Beshear voiced his concerns about the product to the Food and Drug Administration (FDA) in February.
“The previously determined the reformulated Opana ER can still be readily prepared for injection and can be crushed with common items for snorting,” Beshear said. “Snort-able or injectable drugs have crippled Kentucky, ranging from the widespread abuse of Oxycontin to the return of heroin.”
According to the statement, on June 8, the FDA requested that Endo Pharmaceuticals remove Opana ER from the market.
The statement also said Beshear’s office intends to file multiple lawsuits against drug manufacturers, distributors, and retailers where there is evidence of known contribution to the opioid epidemic. Such evidence would prove that these parties illegally marketed and sold opioids to Kentuckians. According to the statement, Beshear is requesting that legal services not be paid for with taxpayer dollars.
According to Bartley, Kentucky isn’t the only state cracking down on this issue.
“Multiple states are now filing, or contemplating filing, lawsuits against manufacturers of opioids to try to get back some of the money that it’s costing the state, the government and the people to treat these addicts,” he said.
Bartley said in many cases, in the eyes of the pharmaceutical companies, it’s about the bottom dollar, not those who have hit rock bottom.
“So, if experience is any teacher, experience says this is another drug that’s going to cause death and destruction along this impossible pain relief,” he said. “Yet, it continues. So, what do we see? More and stronger drugs being pushed on the public so drug manufacturers can make more money, with little regard to the health and safety of addicts and people whose lives are being destroyed.”
This was echoed by Beshear, who is currently joined in a multi-state lawsuit against the maker of Suboxone, and working with law enforcement and local leaders in an effort to host substance abuse awareness forums across the state.
“The abuse and diversion of Opana and other strong opioids is devastating the health of many of our Commonwealth’s citizens. They, as well as our Medicaid and corrections departments, pay an enormous financial price in the attempt to treat this epidemic,” Beshear said.

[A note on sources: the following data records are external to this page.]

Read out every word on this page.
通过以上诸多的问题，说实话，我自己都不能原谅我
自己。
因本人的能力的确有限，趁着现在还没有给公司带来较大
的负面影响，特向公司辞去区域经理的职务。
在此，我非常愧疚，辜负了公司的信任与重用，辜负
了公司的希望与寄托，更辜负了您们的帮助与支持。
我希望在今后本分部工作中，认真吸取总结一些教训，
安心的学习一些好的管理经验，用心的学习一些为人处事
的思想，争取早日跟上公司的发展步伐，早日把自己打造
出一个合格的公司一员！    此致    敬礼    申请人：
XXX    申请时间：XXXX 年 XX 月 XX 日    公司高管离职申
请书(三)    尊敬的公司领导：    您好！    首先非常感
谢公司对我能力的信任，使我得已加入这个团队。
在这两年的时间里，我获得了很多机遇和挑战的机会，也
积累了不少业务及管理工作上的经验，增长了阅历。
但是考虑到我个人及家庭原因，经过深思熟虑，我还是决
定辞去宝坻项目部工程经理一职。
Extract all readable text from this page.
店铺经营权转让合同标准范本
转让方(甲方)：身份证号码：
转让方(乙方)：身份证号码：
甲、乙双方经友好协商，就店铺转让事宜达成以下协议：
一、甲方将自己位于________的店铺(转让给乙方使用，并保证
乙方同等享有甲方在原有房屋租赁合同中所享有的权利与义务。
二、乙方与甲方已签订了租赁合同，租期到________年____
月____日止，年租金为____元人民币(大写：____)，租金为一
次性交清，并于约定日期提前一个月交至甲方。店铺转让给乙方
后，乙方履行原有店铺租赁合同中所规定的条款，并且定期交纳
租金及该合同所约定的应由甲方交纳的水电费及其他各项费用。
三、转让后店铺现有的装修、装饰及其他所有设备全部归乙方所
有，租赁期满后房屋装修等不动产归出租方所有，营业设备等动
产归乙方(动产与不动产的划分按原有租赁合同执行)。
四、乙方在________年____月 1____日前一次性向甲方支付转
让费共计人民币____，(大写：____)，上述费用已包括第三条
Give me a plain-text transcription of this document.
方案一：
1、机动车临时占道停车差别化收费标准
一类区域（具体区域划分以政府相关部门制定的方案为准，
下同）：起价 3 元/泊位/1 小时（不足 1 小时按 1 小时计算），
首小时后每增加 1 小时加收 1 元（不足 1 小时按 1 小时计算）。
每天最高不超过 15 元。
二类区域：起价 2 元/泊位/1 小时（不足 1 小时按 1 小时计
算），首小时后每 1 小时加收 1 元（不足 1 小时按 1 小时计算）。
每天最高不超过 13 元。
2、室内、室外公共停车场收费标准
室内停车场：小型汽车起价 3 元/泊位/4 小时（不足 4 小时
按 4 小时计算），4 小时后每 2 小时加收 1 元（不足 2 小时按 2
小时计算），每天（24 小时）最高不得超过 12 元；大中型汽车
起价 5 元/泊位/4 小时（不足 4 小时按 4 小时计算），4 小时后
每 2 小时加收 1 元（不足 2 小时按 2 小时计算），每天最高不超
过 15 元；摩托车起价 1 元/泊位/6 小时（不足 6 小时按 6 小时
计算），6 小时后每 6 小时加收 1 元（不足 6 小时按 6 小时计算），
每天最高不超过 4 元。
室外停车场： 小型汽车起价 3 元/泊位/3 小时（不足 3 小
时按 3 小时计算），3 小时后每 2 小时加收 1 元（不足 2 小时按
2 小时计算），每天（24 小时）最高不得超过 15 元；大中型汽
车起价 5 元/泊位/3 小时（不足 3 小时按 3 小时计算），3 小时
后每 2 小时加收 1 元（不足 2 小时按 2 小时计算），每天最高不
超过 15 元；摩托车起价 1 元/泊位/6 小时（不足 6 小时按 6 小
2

According to the statement, Beshear will continue to fight for an end to the opioid crisis in Kentucky.
“Opana ER has already taken the lives of Kentuckians,” Beshear said. “Emily Walden (Louisville), whose son, T.J., died of an Opana ER overdose in 2012, has led the charge to have the reformulated drug removed from the market. By working hand-in-hand with dedicated Kentuckians like Emily, we can and will end our opioid epidemic.”